Mr Dooley told the Minister he was at a loss as to “why you regret taking the call, why you’ve apologised for taking the call, why you’ve asserted that you’ll never take a call again if you did nothing wrong in the first instance”.

He said Mr Naughten failed to understand that “by providing an insight into your thinking, a hunch, a personal opinion whatever it might be - that was confidential information” and the Minister gave it to a lobbyist “and he passed it on”.

He said it was now part of evidence the Director of Corporate Enforcement is using as part of his campaign to appoint investigators.

“So it was confidential information, Minister. That’s what you need to accept. That’s what you’ve identified as being regrettable for taking the call,” he said.

Mr Naughten replied: “One; I did not give any confidential information.
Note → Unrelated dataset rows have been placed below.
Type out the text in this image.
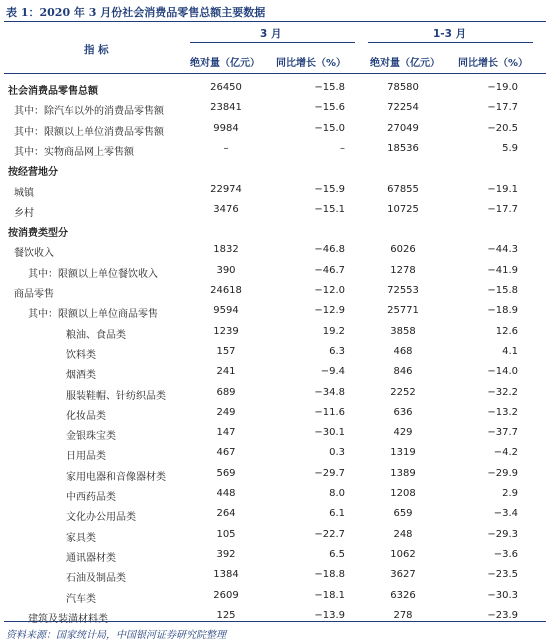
表 1：2020 年 3 月份社会消费品零售总额主要数据
指 标
3 月	1-3 月
绝对量（亿元） 同比增长（%） 绝对量（亿元） 同比增长（%）
社会消费品零售总额	26450	−15.8	78580	−19.0
其中：除汽车以外的消费品零售额	23841	−15.6	72254	−17.7
其中：限额以上单位消费品零售额	9984	−15.0	27049	−20.5
其中：实物商品网上零售额	–	–	18536	5.9
按经营地分
城镇	22974	−15.9	67855	−19.1
乡村	3476	−15.1	10725	−17.7
按消费类型分
餐饮收入	1832	−46.8	6026	−44.3
其中：限额以上单位餐饮收入	390	−46.7	1278	−41.9
商品零售	24618	−12.0	72553	−15.8
其中：限额以上单位商品零售	9594	−12.9	25771	−18.9
粮油、食品类	1239	19.2	3858	12.6
饮料类	157	6.3	468	4.1
烟酒类	241	−9.4	846	−14.0
服装鞋帽、针纺织品类	689	−34.8	2252	−32.2
化妆品类	249	−11.6	636	−13.2
金银珠宝类	147	−30.1	429	−37.7
日用品类	467	0.3	1319	−4.2
家用电器和音像器材类	569	−29.7	1389	−29.9
中西药品类	448	8.0	1208	2.9
文化办公用品类	264	6.1	659	−3.4
家具类	105	−22.7	248	−29.3
通讯器材类	392	6.5	1062	−3.6
石油及制品类	1384	−18.8	3627	−23.5
汽车类	2609	−18.1	6326	−30.3
建筑及装潢材料类	125	−13.9	278	−23.9
资料来源：国家统计局，中国银河证券研究院整理
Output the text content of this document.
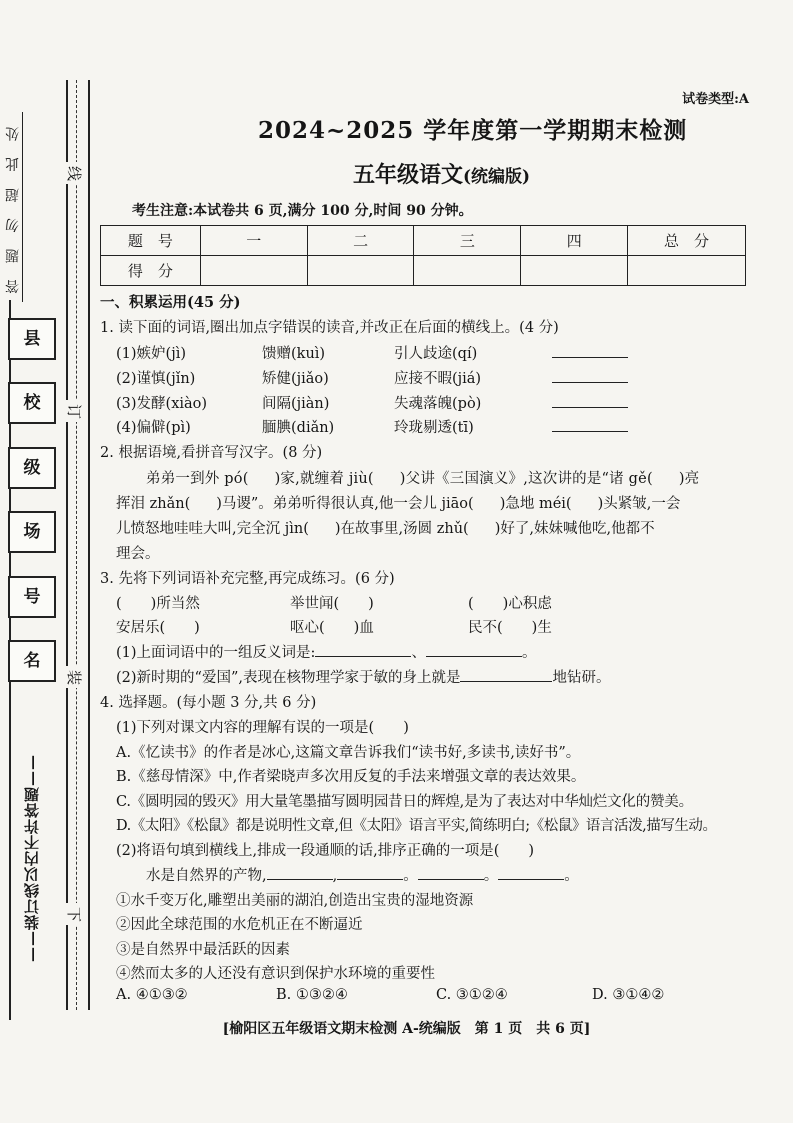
答 题 勿 超 此 处	线
订
装
下
县
校
级
场
号
名
——装订线以内不许答题——
试卷类型:A
2024~2025 学年度第一学期期末检测
五年级语文(统编版)
考生注意:本试卷共 6 页,满分 100 分,时间 90 分钟。
题　号	一	二	三	四	总　分
得　分					
一、积累运用(45 分)
1. 读下面的词语,圈出加点字错误的读音,并改正在后面的横线上。(4 分)
(1)嫉妒(jì)	馈赠(kuì)	引人歧途(qí)
(2)谨慎(jǐn)	矫健(jiǎo)	应接不暇(jiá)
(3)发酵(xiào)	间隔(jiàn)	失魂落魄(pò)
(4)偏僻(pì)	腼腆(diǎn)	玲珑剔透(tī)
2. 根据语境,看拼音写汉字。(8 分)
弟弟一到外 pó( )家,就缠着 jiù( )父讲《三国演义》,这次讲的是“诸 gě( )亮
挥泪 zhǎn( )马谡”。弟弟听得很认真,他一会儿 jiāo( )急地 méi( )头紧皱,一会
儿愤怒地哇哇大叫,完全沉 jìn( )在故事里,汤圆 zhǔ( )好了,妹妹喊他吃,他都不
理会。
3. 先将下列词语补充完整,再完成练习。(6 分)
(　　)所当然	举世闻(　　)	(　　)心积虑
安居乐(　　)	呕心(　　)血	民不(　　)生
(1)上面词语中的一组反义词是:	、	。
(2)新时期的“爱国”,表现在核物理学家于敏的身上就是	地钻研。
4. 选择题。(每小题 3 分,共 6 分)
(1)下列对课文内容的理解有误的一项是(　　)
A.《忆读书》的作者是冰心,这篇文章告诉我们“读书好,多读书,读好书”。
B.《慈母情深》中,作者梁晓声多次用反复的手法来增强文章的表达效果。
C.《圆明园的毁灭》用大量笔墨描写圆明园昔日的辉煌,是为了表达对中华灿烂文化的赞美。
D.《太阳》《松鼠》都是说明性文章,但《太阳》语言平实,简练明白;《松鼠》语言活泼,描写生动。
(2)将语句填到横线上,排成一段通顺的话,排序正确的一项是(　　)
水是自然界的产物,	,	。	。	。
①水千变万化,雕塑出美丽的湖泊,创造出宝贵的湿地资源
②因此全球范围的水危机正在不断逼近
③是自然界中最活跃的因素
④然而太多的人还没有意识到保护水环境的重要性
A. ④①③②	B. ①③②④	C. ③①②④	D. ③①④②
[榆阳区五年级语文期末检测 A-统编版　第 1 页　共 6 页]
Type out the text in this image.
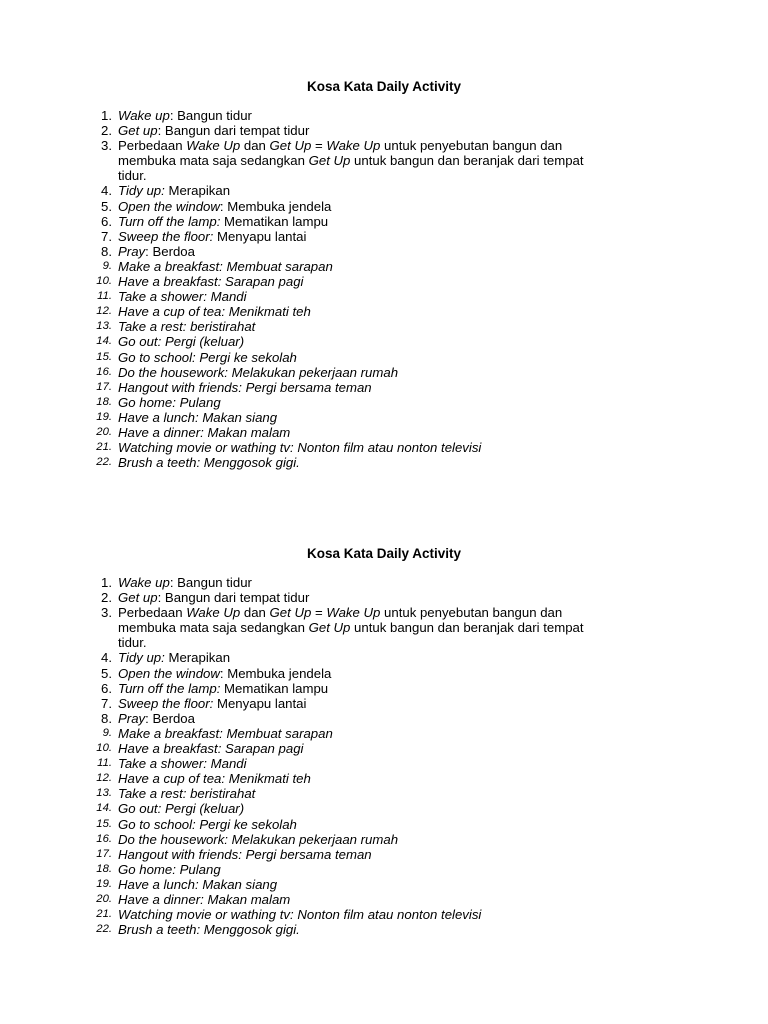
Kosa Kata Daily Activity
1. Wake up: Bangun tidur
2. Get up: Bangun dari tempat tidur
3. Perbedaan Wake Up dan Get Up = Wake Up untuk penyebutan bangun dan
membuka mata saja sedangkan Get Up untuk bangun dan beranjak dari tempat
tidur.
4. Tidy up: Merapikan
5. Open the window: Membuka jendela
6. Turn off the lamp: Mematikan lampu
7. Sweep the floor: Menyapu lantai
8. Pray: Berdoa
9. Make a breakfast: Membuat sarapan
10. Have a breakfast: Sarapan pagi
11. Take a shower: Mandi
12. Have a cup of tea: Menikmati teh
13. Take a rest: beristirahat
14. Go out: Pergi (keluar)
15. Go to school: Pergi ke sekolah
16. Do the housework: Melakukan pekerjaan rumah
17. Hangout with friends: Pergi bersama teman
18. Go home: Pulang
19. Have a lunch: Makan siang
20. Have a dinner: Makan malam
21. Watching movie or wathing tv: Nonton film atau nonton televisi
22. Brush a teeth: Menggosok gigi.
Kosa Kata Daily Activity
1. Wake up: Bangun tidur
2. Get up: Bangun dari tempat tidur
3. Perbedaan Wake Up dan Get Up = Wake Up untuk penyebutan bangun dan
membuka mata saja sedangkan Get Up untuk bangun dan beranjak dari tempat
tidur.
4. Tidy up: Merapikan
5. Open the window: Membuka jendela
6. Turn off the lamp: Mematikan lampu
7. Sweep the floor: Menyapu lantai
8. Pray: Berdoa
9. Make a breakfast: Membuat sarapan
10. Have a breakfast: Sarapan pagi
11. Take a shower: Mandi
12. Have a cup of tea: Menikmati teh
13. Take a rest: beristirahat
14. Go out: Pergi (keluar)
15. Go to school: Pergi ke sekolah
16. Do the housework: Melakukan pekerjaan rumah
17. Hangout with friends: Pergi bersama teman
18. Go home: Pulang
19. Have a lunch: Makan siang
20. Have a dinner: Makan malam
21. Watching movie or wathing tv: Nonton film atau nonton televisi
22. Brush a teeth: Menggosok gigi.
Two; I made it crystal clear that I would be guided by whatever advice I got from my officials and the file shows clearly that’s exactly what I did.”

He said: “The reason I regret and apologise is this is the fourth day in a row in this House that we’ve been discussing this issue here regarding a 30 second conversation that I had giving an opinion that I sincerely regret giving and that’s why I’m apologising to this House and to the public out there that this House has been preoccupied about this for four days in a row.”

Proposed merger

In November 2016 Mr Naughten took a call from former government press secretary Eoghan O Neachtain who informed him that the Competition and Consumer Protection Commission had accepted the proposed merger between INM and the Celtic Media Group.

The Minister said it was likely the matter would be referred to the Broadcasting Authority of Ireland but he would act on the advice of his department officials.

Three weeks later in the Dáil he said he had not made his views known and would not do so.

But Mr Naughten told Sinn Féin communications spokesman Brian Stanley, one of the TDs who asked questions about the proposed merger: “When I was here in the House, I had an active file in front of me at that stage, and it was a very different situation at that point.”

He did not have a file and his role in the process had not started when he spoke to the lobbyist.

“And I’ve been at pains to try and point that out,” he said. “And I do sincerely regret it.”

Mr Stanley said: “You told me . . . you had absolutely no idea, I think you even shook your head, as to what you were going to do with it”.

He added: “I accept the fact that you have apologised. What we must do now is make sure that we tighten up all this area.”

The Sinn Féin TD asked Mr Naughten: “Would you agree that unofficial contacts with lobbyists for Ministers has to stop?”

The Minister replied: “I won’t be taking calls from lobbyists.”